Most states will honor another state's advance directive. Every state has its own laws governing living wills, health care surrogates and do not resuscitate orders (DNROs.)To help ensure your wishes are honored, it is important you check the laws of states where you spend time.
How can I make sure that my wishes are followed?
Your designated health care surrogate form and living will should be part of your medical record. It should be readily available to doctors and other health care providers. It is important to include your health care surrogate and your family in your planning, keeping them informed of your wishes, and providing them with copies of your advance directives. If you are planning any procedures that may require hospitalization, bring a copy of your forms with you.
Do I need to have my Designated Health Care Surrogate form and Living Will notarized or witnessed by a lawyer?
If you are a Florida resident, it is not necessary to notarize your Designated Health Care Surrogate form or Living Will or have a lawyer involved to complete the documents. It is required that the document signatures be witnessed by two competent adults other than your designated surrogate, and one witness must not be your spouse or a blood relative. It is best to have someone witness the document signatures who is neither your heir, your family member nor your health care provider(s).
There is no cost to obtain or complete a Designated Health Care Surrogate form or Living Will. Included in this booklet, please find a copy of a Designated Health Care Surrogate form and Living Will. You can complete these forms without the assistance of an attorney as long as your signature is witnessed as mentioned above.
You have the right to change your document at any time. Simply complete a new document and destroy the old. Make sure you replace all the old versions with the new one and that your loved ones, health care surrogate, clergy and doctor(s) have a copy of the new version. Health care providers will always honor the most recent dated document.
These forms make it easier for your health care team to give you the type of care that you want. Knowing your choices in advance is also a gift to your loved ones.
No, an advance directive like a designation of health care surrogate form or living will and a DNRO order are not the same item. An advance directive is a form that details a person’s choices for health care and treatment, should he or she become unable to talk with doctors or make health care decisions, due to being sick or hurt.
A DNRO is a form jointly created by a doctor and a person that shows he or she has decided not to have cardiopulmonary resuscitation (CPR) in the event his or her heart or breathing stops. This form is considered a doctor’s order as part of medical treatment plan, and must have a doctor’s signature and the signature of the patient or the patient’s healthcare surrogate or proxy.
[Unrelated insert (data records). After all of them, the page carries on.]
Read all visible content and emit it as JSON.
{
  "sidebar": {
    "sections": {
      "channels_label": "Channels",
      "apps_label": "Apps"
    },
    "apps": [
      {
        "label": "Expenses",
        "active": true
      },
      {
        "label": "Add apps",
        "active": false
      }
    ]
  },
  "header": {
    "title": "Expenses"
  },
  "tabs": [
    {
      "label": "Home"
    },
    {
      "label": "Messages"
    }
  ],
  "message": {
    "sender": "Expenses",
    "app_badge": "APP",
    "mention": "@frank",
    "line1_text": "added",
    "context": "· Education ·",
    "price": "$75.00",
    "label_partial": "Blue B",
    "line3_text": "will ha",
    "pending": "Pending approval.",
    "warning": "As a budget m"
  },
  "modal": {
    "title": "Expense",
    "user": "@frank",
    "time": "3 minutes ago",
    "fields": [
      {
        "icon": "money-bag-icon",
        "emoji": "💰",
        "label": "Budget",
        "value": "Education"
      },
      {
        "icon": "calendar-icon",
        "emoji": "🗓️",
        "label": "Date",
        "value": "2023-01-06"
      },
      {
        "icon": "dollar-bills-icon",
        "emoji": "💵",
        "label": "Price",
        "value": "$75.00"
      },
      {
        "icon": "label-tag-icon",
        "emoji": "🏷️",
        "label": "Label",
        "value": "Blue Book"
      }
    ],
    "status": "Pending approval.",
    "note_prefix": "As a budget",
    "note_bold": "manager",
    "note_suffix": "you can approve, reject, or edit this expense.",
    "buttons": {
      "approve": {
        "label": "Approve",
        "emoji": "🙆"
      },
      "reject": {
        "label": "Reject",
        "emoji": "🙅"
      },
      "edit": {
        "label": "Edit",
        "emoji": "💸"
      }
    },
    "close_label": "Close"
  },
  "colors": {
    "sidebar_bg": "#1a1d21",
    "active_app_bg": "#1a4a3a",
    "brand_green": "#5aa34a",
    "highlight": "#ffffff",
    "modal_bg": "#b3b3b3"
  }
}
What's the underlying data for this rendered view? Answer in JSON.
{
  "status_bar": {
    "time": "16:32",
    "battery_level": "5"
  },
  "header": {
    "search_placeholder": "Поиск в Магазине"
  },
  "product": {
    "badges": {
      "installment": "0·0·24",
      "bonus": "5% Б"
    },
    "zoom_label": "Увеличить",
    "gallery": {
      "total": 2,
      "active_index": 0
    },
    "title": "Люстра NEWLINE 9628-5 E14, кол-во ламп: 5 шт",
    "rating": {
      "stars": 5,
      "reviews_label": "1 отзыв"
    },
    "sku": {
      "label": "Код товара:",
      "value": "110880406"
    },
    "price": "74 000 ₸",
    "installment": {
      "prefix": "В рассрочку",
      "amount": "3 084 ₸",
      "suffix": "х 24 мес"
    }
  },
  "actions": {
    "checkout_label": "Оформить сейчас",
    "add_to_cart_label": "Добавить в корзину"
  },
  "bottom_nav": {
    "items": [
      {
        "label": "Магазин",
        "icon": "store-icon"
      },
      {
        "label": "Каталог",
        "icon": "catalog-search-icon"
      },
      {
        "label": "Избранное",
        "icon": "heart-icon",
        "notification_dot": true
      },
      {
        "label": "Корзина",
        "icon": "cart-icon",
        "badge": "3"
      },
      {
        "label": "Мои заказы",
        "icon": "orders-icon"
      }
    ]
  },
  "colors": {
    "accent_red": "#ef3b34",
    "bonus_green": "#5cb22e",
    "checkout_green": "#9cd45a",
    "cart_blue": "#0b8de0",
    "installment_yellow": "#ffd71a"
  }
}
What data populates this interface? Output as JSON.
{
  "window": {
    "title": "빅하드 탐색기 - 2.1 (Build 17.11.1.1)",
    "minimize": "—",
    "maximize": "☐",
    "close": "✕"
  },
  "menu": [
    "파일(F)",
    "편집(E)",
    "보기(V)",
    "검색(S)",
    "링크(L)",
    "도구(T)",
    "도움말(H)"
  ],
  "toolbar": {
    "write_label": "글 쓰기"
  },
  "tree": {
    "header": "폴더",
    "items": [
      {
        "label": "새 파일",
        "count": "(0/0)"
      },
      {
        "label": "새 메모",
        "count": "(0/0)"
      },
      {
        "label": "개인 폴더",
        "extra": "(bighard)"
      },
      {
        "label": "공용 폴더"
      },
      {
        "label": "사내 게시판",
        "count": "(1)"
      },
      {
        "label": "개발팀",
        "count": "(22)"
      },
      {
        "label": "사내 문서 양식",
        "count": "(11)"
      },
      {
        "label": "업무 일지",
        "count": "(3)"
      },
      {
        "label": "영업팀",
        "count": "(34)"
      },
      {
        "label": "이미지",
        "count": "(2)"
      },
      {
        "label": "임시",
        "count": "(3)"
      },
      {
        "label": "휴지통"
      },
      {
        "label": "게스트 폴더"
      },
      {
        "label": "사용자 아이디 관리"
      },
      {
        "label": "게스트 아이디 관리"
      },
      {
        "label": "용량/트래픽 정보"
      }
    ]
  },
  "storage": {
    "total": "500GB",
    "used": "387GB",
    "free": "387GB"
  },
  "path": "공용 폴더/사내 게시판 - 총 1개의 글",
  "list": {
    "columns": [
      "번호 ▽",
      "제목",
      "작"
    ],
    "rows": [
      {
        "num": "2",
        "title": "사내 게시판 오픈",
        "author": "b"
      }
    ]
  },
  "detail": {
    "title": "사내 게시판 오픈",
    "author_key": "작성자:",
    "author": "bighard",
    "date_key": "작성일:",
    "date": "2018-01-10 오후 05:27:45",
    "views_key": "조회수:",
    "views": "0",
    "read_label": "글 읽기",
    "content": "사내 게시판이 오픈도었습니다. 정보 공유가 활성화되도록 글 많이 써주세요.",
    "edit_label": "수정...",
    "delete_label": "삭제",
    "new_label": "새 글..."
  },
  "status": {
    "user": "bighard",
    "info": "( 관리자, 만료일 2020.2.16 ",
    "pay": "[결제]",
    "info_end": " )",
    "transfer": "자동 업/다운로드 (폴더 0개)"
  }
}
While an advance directive can be updated by a person independent of a doctor, a DRNO cannot; it must be created with and contain a doctor’s signature.
For many individuals, it is important to follow the teachings of their faith tradition when making end of life decisions. It is best to consult with a trusted clergy person or spiritual leader for a clear understanding of what beliefs a particular religion might hold. Some religious denominations (e.g. Roman Catholic) have forms available that incorporate the teachings of that faith with regard to end-of-life care. Check with a representative of your denomination about this option, if preferred.
A power of attorney (POA) is not the same as an advance directive. The POA typically does NOT give any authority to the designee to make health care decisions. A POA delegates a person to act for specific reasons such as financial transactions or other legal matters.
A Durable Power of Attorney (DPOA), similar to a POA, gives authority for legal and/or financial decisions but a DPOA may include health care decision making authority depending on how the document is drafted. A DPOA stays in effect if the person becomes incapacitated.
These documents should be read carefully.